- Published on Wednesday, 12 December 2012 20:52
- Written by Max V. de Leon / Reporter
FILIPINO businessmen 
are bullish about the country’s economic prospects for next year, 
projecting up to 7-percent growth in gross domestic product (GDP) for 
the whole of 2013.
Lawyer Miguel Varela, 
president of the Philippine Chamber of Commerce and Industry (PCCI), 
said on Wednesday that driving the growth for next year would be new 
investments, public-private partnership projects and election spending.
“A 7-percent [GDP] growth can be easily achieved,” Varela added.
But he expressed 
apprehension over the “overvalued” peso, which he said could restrict a 
faster economic growth because of its ill effects on the buying power of
 overseas Filipino workers and their families, as well as the export 
sector.
Also, according to 
Varela, the only factor that may turn the tide against the Philippine 
economy is a sudden drastic change in policies that would affect the 
improving investor confidence in the country.
Sergio Ortiz-Luis, 
president of the Philippine Exporters Confederation Inc., said 
businessmen dread policy flip-flops, which, he added, characterized the 
previous administration, and remained as a major reason the country has 
not matched its Southeast Asian neighbors in terms of foreign direct 
investment inflows.
“Next year we can grow
 at least 5 percent to 6 percent, and if we are lucky, even 7 percent. 
But we should be careful,” Ortiz-Luis added.
The economy 
outperformed expectations in the first three quarters of 2012 with a 
6.5-percent GDP growth, capped by a 7.1-percent increment in July to 
September.
Alfredo M. Yao, PCCI 
chairman, said business is feeling the effects of the improving economy 
but more improvements on the policy side are needed to sustain the 
growth.
“Now is the time to grab the opportunity and make it sustainable,” Yao added.
Donald Dee, vice 
chairman of PCCI, said 2013 should be devoted to the preparation of the 
different sectors of the economy for the borderless regime in the 
Southeast Asian region by 2015 and make them competitive.
He added that focus 
should be on policies and programs that will address the country’s high 
cost of power and doing business and industrial competitiveness.
“We have three years 
to prepare for the Asean economic community.
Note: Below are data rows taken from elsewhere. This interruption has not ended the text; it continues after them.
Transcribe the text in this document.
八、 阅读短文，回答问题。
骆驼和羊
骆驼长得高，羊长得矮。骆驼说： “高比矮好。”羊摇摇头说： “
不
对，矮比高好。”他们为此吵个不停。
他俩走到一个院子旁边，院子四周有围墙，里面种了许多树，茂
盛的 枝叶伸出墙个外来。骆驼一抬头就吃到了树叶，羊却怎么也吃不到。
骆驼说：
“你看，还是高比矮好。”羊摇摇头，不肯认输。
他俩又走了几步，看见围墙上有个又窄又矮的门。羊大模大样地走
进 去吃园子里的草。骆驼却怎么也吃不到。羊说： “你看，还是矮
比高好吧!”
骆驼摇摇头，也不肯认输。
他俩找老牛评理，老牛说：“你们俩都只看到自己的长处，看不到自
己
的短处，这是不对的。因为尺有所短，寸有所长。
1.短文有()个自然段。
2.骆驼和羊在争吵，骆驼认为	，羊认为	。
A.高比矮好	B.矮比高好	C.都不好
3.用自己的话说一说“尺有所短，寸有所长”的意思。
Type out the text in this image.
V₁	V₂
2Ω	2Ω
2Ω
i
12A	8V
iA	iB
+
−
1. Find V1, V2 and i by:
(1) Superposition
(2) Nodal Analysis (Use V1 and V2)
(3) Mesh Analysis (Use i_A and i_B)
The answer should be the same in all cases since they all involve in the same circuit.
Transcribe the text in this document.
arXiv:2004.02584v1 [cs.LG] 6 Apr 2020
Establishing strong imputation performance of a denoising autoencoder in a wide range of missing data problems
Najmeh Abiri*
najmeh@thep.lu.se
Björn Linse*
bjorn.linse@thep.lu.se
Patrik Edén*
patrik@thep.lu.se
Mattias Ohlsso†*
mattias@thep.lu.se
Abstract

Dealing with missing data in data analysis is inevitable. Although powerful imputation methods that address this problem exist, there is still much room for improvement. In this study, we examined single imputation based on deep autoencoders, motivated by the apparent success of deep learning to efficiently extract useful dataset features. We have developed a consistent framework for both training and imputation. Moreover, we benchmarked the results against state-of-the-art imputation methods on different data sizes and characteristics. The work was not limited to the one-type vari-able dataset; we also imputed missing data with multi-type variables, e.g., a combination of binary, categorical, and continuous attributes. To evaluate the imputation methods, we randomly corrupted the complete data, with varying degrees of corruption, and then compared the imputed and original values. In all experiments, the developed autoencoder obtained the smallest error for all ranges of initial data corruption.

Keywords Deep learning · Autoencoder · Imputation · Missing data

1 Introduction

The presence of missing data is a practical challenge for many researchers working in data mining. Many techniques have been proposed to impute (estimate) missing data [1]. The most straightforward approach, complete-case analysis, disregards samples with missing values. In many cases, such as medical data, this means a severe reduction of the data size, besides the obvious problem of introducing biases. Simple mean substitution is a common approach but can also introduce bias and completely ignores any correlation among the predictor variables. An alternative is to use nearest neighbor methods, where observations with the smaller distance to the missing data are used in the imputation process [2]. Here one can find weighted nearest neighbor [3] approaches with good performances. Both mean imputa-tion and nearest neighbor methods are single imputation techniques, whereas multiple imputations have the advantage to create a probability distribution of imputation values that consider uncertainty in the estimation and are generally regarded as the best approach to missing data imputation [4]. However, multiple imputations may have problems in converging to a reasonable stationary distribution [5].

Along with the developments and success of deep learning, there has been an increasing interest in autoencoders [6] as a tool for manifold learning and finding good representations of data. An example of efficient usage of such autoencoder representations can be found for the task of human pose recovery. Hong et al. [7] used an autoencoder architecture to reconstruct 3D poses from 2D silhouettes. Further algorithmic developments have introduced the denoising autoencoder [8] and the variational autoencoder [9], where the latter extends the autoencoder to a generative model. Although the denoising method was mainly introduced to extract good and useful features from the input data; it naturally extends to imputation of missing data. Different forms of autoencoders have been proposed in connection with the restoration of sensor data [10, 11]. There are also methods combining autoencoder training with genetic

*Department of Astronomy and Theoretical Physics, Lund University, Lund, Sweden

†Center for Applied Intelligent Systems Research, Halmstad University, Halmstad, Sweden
Energy cost should go down,
 as well as logistics, which is tied to infrastructure, and utilities. 
We need clear industrial policies to get back the light industries like 
garments,” Dee said.
Association of 
Southeast Asian Nations (Asean) groups the Philippines, Brunei 
Darussalam, Cambodia, Indonesia, Laos, Malaysia, Myanmar, Singapore, 
Thailand and Vietnam.
Dee said the 
government should also manage the appreciation of the local currency as 
the strong peso is making imported products cheaper, thus, diminishing 
the ability of domestic industries to compete.
With local manufacturers losing their competitiveness, the eventual result is shedding of jobs, he added.
Ortiz-Luis said the 
Bangko Sentral ng Pilipinas and the Department of Finance have over a 
hundred of weapons in their arsenal to manage the appreciation of the 
“overvalued peso.” Among these are the regulation of special deposit 
accounts and portfolio investments and payment of foreign loans.